Никто не обращал на него внимания.
Напрягая нетвердую еще память, он осторожно вспомнил все то, что произошло с ним в бане. Кажется, он попытался покончить жизнь самоубийством?
Терзаясь стыдом, слабый, зыбкий, с неверным взглядом косящих глаз, он лежал на тележке в перевязочной и заклинал: «Умереть! Ах, умереть бы! Умереть, умереть…»
Кого-то вносили и уносили, на его зелено-серое лицо падали блики от стеклянной двери, и эти блики еще усиливали его мучения… К тому же он был безобразно, нелепо голым и таким беспомощным и слабым, что даже не мог закрыть себя краем простыни. «Ах, умереть бы, — напряженно и страстно, с тоской и стыдом думал он, — ах, умереть бы нам с тобою, Жмакин…»
Он слышал веселые голоса и даже смех, а потом сразу услышал длинный, захлебывающийся, хриплый вой…
— Но, но, — сказал натуженный голос, — тихо мне.
Вой опять раздался с еще большей силой и вдруг сразу смолк.
— Поздравляю вас, — опять сказал натуженный голос.
Сделалось очень тихо, потом раздались звуки работы: топанье ног, шарканье, отрывистое приказание; потом мимо голых ног Жмакина проплыла тележка с чем-то, покрытым простыней. «Испекся», — устало подумал Жмакин и позавидовал спокойствию того, кто был под простыней.
— Ну, Петроний, — сказали совсем близко от него.
Он скосил глаза.
Высокий сутуловатый человек, еще молодой, с худым и потным лицом, в величественной, белой одежде, измазанной свежей кровью, стоял над ним и, слегка сжимая ему руку, считал пульс.
— Ну чего? — сказал он, заметив взгляд Жмакина и продолжая считать.
— Ничего, — слабо сказал Жмакин.
— Вот и ничего, — сказал врач и ловко положил руку Жмакина таким жестом, будто это была не рука, а вещь. — Как фамилия? — спросил он.

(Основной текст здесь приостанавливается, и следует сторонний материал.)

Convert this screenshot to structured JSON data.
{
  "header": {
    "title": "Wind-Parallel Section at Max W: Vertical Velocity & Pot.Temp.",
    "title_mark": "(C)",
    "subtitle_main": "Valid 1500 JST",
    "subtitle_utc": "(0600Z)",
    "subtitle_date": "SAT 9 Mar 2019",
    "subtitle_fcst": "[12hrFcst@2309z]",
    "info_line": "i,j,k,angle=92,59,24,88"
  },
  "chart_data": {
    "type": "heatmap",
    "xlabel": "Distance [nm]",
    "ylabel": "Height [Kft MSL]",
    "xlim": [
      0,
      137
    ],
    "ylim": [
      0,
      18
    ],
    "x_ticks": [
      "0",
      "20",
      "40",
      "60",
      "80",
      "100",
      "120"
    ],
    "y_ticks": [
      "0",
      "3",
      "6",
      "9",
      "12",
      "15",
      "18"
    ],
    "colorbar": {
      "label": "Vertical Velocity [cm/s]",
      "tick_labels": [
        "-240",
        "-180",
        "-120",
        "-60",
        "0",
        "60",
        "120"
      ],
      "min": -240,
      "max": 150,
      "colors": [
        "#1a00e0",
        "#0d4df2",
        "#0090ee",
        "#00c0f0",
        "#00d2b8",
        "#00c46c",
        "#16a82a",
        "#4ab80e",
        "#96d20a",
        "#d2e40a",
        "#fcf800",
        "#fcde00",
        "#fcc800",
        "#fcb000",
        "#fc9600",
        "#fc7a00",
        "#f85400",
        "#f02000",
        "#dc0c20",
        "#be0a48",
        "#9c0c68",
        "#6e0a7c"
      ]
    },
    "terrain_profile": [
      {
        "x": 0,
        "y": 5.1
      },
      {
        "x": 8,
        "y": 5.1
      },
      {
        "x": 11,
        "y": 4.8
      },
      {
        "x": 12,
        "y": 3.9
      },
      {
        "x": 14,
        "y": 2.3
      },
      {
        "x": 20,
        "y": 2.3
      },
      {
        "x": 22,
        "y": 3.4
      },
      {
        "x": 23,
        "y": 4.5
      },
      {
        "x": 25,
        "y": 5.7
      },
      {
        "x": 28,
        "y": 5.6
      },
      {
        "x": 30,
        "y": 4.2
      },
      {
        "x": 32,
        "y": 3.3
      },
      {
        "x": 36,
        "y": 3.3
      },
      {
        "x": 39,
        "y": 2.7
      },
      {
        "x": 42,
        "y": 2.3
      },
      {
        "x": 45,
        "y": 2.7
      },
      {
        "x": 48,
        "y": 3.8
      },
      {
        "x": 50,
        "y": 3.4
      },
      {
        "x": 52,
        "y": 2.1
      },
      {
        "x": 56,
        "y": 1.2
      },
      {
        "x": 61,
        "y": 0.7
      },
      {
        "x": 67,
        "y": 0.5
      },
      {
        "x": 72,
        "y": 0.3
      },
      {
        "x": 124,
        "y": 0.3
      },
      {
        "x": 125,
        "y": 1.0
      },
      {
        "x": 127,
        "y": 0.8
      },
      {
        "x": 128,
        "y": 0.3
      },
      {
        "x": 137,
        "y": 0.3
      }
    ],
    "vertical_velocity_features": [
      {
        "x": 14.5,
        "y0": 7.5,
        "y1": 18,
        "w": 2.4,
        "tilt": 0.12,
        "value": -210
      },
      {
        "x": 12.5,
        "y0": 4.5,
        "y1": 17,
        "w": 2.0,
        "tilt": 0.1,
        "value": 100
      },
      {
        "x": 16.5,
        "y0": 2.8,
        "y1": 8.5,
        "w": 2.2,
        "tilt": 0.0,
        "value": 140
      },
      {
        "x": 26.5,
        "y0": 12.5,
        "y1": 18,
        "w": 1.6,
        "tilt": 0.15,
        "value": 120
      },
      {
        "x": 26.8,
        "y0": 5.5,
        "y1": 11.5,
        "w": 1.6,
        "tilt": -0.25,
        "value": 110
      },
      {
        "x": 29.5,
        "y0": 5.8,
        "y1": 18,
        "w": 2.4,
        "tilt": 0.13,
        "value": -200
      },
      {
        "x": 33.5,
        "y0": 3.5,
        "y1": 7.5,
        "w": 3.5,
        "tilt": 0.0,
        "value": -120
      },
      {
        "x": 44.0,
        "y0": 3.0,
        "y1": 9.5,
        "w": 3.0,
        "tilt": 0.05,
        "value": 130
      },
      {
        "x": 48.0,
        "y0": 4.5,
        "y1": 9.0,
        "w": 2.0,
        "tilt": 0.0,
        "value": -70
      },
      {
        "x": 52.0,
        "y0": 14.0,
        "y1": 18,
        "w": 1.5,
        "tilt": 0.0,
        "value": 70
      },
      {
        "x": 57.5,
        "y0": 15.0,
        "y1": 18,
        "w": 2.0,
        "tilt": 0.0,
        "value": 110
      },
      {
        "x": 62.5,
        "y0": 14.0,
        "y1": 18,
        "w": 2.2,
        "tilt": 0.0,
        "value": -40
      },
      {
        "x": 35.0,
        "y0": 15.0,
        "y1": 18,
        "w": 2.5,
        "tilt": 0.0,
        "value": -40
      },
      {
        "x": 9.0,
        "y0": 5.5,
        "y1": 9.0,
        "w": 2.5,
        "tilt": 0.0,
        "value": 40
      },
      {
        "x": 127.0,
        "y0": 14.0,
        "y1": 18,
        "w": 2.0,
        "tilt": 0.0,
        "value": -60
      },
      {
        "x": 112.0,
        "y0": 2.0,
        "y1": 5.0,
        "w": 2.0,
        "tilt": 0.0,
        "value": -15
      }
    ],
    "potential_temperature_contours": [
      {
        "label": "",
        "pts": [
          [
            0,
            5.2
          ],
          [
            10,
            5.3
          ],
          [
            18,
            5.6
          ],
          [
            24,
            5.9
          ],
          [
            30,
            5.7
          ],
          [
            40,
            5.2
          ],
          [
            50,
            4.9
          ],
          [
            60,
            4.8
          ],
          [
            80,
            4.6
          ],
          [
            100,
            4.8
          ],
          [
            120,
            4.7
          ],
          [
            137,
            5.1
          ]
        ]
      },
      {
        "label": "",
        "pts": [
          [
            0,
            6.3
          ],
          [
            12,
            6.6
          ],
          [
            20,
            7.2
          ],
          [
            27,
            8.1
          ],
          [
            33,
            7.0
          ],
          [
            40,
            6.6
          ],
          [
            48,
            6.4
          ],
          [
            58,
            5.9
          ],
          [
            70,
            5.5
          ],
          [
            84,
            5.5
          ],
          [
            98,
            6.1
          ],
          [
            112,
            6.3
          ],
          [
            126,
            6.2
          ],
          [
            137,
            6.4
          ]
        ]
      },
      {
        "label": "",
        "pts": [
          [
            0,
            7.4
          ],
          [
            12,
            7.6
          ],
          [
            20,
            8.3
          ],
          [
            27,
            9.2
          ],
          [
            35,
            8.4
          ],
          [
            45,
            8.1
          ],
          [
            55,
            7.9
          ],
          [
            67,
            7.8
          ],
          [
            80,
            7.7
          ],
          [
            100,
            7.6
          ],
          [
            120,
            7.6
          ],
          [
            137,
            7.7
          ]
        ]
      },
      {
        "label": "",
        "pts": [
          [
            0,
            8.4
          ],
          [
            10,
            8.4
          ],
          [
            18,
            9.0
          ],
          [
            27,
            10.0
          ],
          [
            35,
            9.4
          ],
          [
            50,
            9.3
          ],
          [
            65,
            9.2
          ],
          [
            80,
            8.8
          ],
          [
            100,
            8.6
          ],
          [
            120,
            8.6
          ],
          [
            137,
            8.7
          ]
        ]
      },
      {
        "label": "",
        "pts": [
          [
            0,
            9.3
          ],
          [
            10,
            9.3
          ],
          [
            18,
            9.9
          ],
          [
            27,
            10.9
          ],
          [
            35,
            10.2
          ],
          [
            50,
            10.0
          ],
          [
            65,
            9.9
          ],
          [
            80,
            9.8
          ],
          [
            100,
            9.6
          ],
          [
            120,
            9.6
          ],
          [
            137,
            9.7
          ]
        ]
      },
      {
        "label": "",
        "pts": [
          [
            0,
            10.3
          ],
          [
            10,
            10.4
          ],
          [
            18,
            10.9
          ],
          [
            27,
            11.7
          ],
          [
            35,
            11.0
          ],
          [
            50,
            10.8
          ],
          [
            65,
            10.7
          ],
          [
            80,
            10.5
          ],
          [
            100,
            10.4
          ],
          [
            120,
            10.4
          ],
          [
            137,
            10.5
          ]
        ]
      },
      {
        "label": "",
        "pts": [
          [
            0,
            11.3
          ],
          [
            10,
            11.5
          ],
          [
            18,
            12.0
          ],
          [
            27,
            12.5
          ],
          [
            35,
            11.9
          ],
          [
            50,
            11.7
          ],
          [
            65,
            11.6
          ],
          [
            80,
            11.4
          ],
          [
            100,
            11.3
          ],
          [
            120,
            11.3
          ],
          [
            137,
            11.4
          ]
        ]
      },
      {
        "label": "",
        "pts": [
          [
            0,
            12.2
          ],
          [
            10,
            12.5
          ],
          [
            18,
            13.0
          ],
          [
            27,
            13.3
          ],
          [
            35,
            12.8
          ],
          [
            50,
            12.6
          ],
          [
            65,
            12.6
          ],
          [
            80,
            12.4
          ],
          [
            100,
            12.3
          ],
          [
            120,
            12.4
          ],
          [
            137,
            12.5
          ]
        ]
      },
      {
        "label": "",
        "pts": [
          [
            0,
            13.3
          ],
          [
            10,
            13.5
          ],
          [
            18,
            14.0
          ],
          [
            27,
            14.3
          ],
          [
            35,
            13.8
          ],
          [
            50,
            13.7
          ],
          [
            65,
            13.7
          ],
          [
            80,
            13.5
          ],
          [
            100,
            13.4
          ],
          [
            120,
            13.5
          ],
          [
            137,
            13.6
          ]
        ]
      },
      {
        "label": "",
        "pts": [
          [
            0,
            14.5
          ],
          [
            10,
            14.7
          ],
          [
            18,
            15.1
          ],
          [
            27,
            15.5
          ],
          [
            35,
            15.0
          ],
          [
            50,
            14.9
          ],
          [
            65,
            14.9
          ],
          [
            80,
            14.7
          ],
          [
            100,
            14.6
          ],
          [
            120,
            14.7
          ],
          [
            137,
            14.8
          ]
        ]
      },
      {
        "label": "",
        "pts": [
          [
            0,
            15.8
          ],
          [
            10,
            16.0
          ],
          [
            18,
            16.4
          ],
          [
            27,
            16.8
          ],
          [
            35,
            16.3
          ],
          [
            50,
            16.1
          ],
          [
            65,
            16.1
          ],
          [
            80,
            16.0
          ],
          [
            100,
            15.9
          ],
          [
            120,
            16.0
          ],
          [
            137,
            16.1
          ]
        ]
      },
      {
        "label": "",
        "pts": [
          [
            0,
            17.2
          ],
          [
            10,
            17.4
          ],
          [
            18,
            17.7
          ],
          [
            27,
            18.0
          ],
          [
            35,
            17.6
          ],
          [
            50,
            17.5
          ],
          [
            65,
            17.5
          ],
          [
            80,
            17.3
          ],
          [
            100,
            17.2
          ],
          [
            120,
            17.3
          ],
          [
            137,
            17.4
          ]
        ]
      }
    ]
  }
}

— Бесфамильный, — сказал Жмакин.
Врач еще поглядел на него, устало усмехнулся одним ртом и ушел. А Жмакина повезли на тележке в палату. Здесь было просторно, и свет не так резал глаза, как в перевязочной. Он полежал, поглядел в огромное, без шторы, окно, подумал, морща лоб, и уснул, а проснувшись среди ночи, слабыми пальцами снял повязку с левой руки и разорвал свежий шов. Простыня стала мокнуть, а он начал как бы засыпать и хитро думал, засыпая под какой-то будто бы щемящий душу дальний звон и как бы качаясь на качелях… Он думал о том, что всех обманул и убежал и что теперь его уже поймать никому никак. А душу все щемило сладко и нежно, и он все падал и падал, пока звон не сомкнулся над ним глубоким темным куполом и пока его не залила черная, прохладная и легкая волна. Тогда он протяжно, с восторгом, со стоном выругался, и к нему подошла сестра.